For this reason, I think it is increasingly important for us to straighten out our situation with the Argentine, for the Argentine is one of the countries in the Americas which can be depended upon to prevent communist penetration, and she will be prepared to collaborate in any sound measures among the American States to prevent communist penetration. As long as our relations with the Argentine are not on the normal and completely collaborative basis that they should be, we are hampered in any collaboration in this important field.
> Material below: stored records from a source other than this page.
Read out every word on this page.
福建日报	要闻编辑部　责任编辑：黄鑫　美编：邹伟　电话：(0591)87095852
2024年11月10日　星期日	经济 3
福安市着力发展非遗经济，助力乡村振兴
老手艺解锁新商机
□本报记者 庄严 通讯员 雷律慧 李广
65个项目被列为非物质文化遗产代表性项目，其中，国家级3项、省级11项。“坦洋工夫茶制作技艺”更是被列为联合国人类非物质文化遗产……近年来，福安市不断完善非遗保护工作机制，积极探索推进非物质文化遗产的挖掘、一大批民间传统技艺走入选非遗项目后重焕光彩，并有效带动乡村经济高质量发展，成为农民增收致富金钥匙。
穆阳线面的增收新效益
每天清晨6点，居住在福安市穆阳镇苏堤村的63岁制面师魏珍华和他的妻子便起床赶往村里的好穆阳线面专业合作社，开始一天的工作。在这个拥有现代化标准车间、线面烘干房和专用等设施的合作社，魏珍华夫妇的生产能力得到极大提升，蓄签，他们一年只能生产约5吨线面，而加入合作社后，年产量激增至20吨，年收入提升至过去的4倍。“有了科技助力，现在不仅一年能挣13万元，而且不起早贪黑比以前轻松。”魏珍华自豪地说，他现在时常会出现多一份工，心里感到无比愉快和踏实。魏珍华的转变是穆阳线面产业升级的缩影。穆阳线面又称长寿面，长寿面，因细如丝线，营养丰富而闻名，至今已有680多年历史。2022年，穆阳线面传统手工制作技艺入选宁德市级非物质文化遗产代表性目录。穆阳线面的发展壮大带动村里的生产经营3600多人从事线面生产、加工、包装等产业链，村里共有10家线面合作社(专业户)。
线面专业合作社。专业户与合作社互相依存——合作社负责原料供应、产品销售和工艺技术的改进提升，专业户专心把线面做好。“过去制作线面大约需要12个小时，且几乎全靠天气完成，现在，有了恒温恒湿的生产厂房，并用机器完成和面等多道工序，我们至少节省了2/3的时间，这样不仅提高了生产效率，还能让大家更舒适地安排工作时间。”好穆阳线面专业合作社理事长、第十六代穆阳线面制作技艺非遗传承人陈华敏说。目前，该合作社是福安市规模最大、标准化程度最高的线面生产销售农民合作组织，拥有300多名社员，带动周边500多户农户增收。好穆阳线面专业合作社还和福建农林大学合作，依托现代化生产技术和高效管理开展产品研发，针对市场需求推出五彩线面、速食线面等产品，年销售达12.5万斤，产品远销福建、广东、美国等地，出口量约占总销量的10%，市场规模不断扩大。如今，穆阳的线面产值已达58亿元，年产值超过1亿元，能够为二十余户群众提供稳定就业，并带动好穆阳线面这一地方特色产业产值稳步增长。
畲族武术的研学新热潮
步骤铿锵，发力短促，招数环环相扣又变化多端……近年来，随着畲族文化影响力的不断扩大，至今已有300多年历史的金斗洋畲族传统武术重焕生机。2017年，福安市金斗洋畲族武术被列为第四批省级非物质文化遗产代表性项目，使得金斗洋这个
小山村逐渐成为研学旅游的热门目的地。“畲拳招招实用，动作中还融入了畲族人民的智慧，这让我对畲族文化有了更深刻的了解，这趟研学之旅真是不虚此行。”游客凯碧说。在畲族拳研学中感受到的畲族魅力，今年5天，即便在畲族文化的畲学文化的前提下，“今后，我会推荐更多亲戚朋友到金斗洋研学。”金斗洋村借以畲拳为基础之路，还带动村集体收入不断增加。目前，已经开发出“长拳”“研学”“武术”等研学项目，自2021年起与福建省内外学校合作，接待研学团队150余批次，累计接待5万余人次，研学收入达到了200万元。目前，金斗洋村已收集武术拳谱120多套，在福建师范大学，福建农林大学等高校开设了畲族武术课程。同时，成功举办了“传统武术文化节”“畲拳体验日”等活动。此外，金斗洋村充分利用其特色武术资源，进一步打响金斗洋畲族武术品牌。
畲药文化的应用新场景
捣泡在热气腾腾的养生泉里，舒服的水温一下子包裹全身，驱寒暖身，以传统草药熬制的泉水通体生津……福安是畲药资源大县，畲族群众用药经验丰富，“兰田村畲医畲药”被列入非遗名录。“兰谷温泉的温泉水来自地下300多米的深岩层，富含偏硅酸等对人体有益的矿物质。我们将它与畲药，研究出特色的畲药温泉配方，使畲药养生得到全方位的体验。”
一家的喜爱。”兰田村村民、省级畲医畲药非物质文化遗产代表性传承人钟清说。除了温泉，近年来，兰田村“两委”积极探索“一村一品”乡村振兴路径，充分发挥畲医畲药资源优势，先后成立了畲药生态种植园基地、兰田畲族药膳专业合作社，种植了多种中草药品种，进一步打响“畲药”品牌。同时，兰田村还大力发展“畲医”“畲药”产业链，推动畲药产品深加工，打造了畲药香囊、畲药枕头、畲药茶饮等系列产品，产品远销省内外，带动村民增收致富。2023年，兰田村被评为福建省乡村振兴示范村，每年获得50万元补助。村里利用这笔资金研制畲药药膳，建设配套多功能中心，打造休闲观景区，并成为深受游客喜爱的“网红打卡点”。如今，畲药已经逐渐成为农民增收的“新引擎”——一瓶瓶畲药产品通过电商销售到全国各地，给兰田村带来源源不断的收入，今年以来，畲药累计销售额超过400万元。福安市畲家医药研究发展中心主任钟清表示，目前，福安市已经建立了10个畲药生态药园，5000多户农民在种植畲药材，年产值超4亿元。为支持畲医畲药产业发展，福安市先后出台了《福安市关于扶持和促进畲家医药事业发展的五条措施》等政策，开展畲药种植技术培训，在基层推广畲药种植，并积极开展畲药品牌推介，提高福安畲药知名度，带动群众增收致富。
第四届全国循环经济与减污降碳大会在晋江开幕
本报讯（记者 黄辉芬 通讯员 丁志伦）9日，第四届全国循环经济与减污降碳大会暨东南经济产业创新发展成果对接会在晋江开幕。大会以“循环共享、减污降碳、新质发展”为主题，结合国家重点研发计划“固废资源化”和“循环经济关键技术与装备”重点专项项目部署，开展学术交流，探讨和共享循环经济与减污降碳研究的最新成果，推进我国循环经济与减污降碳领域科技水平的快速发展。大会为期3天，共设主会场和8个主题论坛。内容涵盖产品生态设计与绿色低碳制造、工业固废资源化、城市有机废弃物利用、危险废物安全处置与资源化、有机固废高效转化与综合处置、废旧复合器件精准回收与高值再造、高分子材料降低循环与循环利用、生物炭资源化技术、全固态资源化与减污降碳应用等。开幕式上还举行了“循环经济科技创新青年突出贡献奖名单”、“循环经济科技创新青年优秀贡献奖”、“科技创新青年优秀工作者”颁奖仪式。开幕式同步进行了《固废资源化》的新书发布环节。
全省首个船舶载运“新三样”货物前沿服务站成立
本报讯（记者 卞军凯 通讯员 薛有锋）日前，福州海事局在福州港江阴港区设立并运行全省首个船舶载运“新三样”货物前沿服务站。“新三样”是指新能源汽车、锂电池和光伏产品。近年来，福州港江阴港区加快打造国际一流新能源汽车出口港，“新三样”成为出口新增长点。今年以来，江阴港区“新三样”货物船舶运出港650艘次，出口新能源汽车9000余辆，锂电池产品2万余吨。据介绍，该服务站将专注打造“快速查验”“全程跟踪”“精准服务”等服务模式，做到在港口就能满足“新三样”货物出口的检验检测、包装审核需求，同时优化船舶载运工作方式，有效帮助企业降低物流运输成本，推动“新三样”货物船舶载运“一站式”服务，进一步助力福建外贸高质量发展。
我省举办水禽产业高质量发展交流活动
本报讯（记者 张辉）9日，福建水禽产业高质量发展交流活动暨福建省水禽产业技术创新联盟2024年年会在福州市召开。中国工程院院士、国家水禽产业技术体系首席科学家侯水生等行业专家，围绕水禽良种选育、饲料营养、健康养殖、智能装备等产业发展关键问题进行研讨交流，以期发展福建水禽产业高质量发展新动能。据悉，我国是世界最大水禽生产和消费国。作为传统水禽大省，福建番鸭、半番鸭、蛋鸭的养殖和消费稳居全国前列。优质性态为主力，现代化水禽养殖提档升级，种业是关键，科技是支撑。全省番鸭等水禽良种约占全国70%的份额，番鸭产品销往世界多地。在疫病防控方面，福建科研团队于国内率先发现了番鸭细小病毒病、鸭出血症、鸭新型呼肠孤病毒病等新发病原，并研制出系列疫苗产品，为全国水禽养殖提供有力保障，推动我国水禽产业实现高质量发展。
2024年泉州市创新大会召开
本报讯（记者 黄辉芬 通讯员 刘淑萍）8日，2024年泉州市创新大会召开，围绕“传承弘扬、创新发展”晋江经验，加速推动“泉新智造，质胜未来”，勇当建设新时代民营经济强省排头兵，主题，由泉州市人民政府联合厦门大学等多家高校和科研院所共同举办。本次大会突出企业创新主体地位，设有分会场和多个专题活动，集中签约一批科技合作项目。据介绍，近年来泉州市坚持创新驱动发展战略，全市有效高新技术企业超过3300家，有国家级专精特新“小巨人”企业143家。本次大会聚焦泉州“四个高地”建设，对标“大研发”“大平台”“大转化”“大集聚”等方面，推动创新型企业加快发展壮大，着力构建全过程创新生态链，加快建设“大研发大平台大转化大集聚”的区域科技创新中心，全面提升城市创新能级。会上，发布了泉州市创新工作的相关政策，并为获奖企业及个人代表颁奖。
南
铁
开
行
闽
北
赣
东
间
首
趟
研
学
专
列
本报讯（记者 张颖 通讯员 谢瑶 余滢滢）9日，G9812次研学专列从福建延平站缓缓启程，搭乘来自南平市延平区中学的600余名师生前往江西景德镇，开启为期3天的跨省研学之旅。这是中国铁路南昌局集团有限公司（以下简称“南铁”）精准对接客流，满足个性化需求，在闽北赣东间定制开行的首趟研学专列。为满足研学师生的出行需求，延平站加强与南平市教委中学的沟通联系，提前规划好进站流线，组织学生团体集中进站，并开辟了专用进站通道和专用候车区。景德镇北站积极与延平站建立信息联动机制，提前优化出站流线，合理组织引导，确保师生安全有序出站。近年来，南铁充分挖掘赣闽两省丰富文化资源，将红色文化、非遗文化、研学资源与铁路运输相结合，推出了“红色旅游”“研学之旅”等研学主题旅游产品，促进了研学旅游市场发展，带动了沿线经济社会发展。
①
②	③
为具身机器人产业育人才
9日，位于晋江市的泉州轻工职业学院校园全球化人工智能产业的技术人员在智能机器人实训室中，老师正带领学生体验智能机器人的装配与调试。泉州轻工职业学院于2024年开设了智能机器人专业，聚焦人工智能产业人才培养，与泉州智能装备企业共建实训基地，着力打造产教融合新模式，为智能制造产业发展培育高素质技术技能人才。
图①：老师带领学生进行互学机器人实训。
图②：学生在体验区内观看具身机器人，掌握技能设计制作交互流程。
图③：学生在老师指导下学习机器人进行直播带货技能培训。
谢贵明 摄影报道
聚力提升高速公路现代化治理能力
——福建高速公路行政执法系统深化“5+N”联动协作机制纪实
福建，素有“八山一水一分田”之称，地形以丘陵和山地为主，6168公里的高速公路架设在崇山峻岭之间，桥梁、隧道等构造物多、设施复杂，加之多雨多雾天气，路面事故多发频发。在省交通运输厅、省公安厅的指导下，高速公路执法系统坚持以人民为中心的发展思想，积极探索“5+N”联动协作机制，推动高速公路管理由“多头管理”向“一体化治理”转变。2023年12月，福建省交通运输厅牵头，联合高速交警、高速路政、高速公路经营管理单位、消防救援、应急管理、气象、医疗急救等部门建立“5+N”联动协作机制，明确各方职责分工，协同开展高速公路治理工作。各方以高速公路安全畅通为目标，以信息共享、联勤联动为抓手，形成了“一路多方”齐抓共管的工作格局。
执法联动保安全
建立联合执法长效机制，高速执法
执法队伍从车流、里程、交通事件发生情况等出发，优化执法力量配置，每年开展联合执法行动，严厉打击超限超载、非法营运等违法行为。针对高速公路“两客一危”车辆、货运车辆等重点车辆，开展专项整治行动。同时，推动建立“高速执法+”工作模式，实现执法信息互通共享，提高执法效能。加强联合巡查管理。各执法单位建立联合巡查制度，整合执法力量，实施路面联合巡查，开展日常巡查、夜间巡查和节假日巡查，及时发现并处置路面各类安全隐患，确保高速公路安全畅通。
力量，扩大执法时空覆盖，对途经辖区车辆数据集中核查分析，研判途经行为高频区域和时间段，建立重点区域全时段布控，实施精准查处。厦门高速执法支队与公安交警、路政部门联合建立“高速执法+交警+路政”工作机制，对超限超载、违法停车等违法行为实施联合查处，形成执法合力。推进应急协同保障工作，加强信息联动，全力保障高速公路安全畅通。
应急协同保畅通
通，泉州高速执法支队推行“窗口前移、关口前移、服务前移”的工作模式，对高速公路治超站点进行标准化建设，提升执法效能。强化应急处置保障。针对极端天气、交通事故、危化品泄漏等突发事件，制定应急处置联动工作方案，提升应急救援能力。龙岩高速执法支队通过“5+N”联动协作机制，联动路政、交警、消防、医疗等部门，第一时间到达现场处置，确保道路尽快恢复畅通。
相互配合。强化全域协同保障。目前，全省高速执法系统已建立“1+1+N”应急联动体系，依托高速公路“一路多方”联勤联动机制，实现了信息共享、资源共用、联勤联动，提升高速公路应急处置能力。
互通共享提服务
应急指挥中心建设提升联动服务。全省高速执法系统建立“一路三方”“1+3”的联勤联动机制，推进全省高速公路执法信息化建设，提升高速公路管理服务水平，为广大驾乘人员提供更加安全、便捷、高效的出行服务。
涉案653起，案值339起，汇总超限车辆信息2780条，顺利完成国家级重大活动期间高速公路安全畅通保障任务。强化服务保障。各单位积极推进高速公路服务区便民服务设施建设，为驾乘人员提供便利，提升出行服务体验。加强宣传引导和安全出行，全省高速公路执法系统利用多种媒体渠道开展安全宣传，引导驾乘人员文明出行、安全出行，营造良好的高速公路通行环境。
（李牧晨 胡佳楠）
The second new factor which has arisen since it was decided that I should go to Buenos Aires is the fact that the British position in some ways is stronger now than before. In a series of letters to Will Clayton,27 I reported fully on the British-Argentine trade negotiation on sterling balances, meat prices, and the British railways. The negotiations almost broke down but, fortunately, a solution was found. Now that the solution has been found, the position of the British here has undoubtedly been strengthened. I am inclined to think that the British will play more fairly with us in the future than they have in the past in the whole American picture, and particularly in the Argentine, as I think the British have learned a lot and realize the importance of the American system to them in a way that they did not before. I think the new British Ambassador here, Sir Reginald Leeper, has done a good deal to make his government understand these situations better and I think Mr. Bevin28 understands this situation better than some of his predecessors did.

. . . . . .

With all good wishes [etc.]

George S. Messersmith
  1. Assistant Secretary of State for Economic Affairs.
  2. Ernest Bevin, British Secretary of State for Foreign Affairs.